También el orden social se basa en ritos. Los juicios civiles son ceremonias rituales cargadas de simbolismos. Los centros docentes celebran ritos con mucha frecuencia, como por ejemplo, entrega de orlas y diplomas. Los conciertos de música son rituales donde se observan normas bastante estrictas.

El hombre que hace girar su vida en torno a Dios debe celebrar ritos en los que quede manifiesta esta actitud vital. Esto ha de ser expresión de su forma de sentir y también alimento espiritual sobre todo si consideramos que Dios, que es Unidad en el Amor, reúne a los hombres conciliándolos y llevándolos a perdonarse y amarse.
Esta exteriorización de la espiritualidad interior es saludable y necesaria. Si aceptamos tantos y tantos ritos en nuestra vida cotidiana, ¿cómo habríamos de rechazar el más importante de todos?

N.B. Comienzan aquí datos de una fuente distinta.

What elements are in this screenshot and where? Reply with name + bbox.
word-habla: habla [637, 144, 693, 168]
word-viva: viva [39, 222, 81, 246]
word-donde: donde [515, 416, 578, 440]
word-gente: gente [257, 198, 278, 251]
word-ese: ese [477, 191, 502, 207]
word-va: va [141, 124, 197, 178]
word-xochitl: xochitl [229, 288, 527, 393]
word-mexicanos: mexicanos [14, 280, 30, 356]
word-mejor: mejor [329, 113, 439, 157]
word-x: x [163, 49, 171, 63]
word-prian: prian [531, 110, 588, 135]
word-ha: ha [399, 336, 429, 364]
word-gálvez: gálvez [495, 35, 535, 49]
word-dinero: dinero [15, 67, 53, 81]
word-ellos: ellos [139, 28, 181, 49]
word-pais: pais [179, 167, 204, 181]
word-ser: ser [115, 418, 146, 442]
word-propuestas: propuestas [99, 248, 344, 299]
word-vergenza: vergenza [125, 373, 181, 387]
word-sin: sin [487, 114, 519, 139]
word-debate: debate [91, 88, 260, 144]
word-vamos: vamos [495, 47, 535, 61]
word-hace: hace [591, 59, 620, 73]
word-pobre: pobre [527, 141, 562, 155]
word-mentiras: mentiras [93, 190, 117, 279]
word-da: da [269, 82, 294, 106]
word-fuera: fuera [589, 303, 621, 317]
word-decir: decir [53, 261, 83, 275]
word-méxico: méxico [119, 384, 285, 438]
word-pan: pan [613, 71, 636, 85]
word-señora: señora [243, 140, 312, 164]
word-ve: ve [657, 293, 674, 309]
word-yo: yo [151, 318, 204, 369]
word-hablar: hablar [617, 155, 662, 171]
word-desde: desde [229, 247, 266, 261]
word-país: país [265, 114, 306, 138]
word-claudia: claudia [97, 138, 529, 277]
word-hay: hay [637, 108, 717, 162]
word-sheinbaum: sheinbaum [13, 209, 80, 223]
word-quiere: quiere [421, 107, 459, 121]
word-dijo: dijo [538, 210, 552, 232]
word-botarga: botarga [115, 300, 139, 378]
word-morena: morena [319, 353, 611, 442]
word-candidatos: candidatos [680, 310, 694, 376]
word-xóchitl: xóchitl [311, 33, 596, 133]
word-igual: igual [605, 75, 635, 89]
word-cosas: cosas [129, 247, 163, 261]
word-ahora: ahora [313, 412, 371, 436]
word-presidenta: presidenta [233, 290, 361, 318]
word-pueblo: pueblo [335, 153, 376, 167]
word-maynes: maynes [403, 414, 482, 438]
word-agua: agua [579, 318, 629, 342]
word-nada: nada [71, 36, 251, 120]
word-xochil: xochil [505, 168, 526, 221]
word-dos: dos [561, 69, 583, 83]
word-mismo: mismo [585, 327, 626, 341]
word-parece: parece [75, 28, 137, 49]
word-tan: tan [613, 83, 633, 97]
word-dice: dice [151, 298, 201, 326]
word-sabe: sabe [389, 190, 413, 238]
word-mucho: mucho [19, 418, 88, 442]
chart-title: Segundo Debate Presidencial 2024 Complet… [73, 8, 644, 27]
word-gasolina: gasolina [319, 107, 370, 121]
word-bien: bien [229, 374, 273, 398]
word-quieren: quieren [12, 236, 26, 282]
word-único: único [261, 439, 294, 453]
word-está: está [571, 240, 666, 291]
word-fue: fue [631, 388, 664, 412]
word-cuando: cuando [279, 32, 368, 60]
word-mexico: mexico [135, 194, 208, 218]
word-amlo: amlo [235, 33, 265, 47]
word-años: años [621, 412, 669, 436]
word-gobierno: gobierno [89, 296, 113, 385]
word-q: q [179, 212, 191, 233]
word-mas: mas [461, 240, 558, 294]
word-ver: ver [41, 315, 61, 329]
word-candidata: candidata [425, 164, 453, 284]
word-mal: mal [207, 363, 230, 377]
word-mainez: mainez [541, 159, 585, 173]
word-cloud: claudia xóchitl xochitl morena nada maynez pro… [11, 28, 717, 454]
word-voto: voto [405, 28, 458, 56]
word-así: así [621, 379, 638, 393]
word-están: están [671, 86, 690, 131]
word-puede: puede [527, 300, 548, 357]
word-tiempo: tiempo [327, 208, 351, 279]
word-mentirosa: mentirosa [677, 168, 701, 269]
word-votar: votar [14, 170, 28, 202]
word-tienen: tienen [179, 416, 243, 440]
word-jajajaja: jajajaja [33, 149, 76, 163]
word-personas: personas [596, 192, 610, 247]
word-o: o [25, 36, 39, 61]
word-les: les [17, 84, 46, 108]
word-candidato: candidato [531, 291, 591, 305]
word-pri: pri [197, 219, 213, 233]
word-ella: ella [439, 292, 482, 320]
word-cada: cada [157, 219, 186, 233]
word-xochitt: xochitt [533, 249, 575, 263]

La eucaristía es el rito que expresa la razón de ser del cristiano: ser Luz divina en medio del mundo, sal de la tierra. Como conductos entre el Cielo y la tierra, hay dos extremos que deben estar abiertos: hacia el interior, que es alimentarse del Amor del Padre, y hacia el exterior, que es ofrecer ese Amor al prójimo despreciando la propia vida.
Para que esta razón de ser la tuviéramos siempre presente, Jesucristo instituyó el rito de la eucaristía y nos pidió que lo celebráramos en conmemoración suya.
Así, comer el cuerpo de Cristo es llenarse del Amor del Padre, y beber su sangre es morir día a día para que los demás vivan.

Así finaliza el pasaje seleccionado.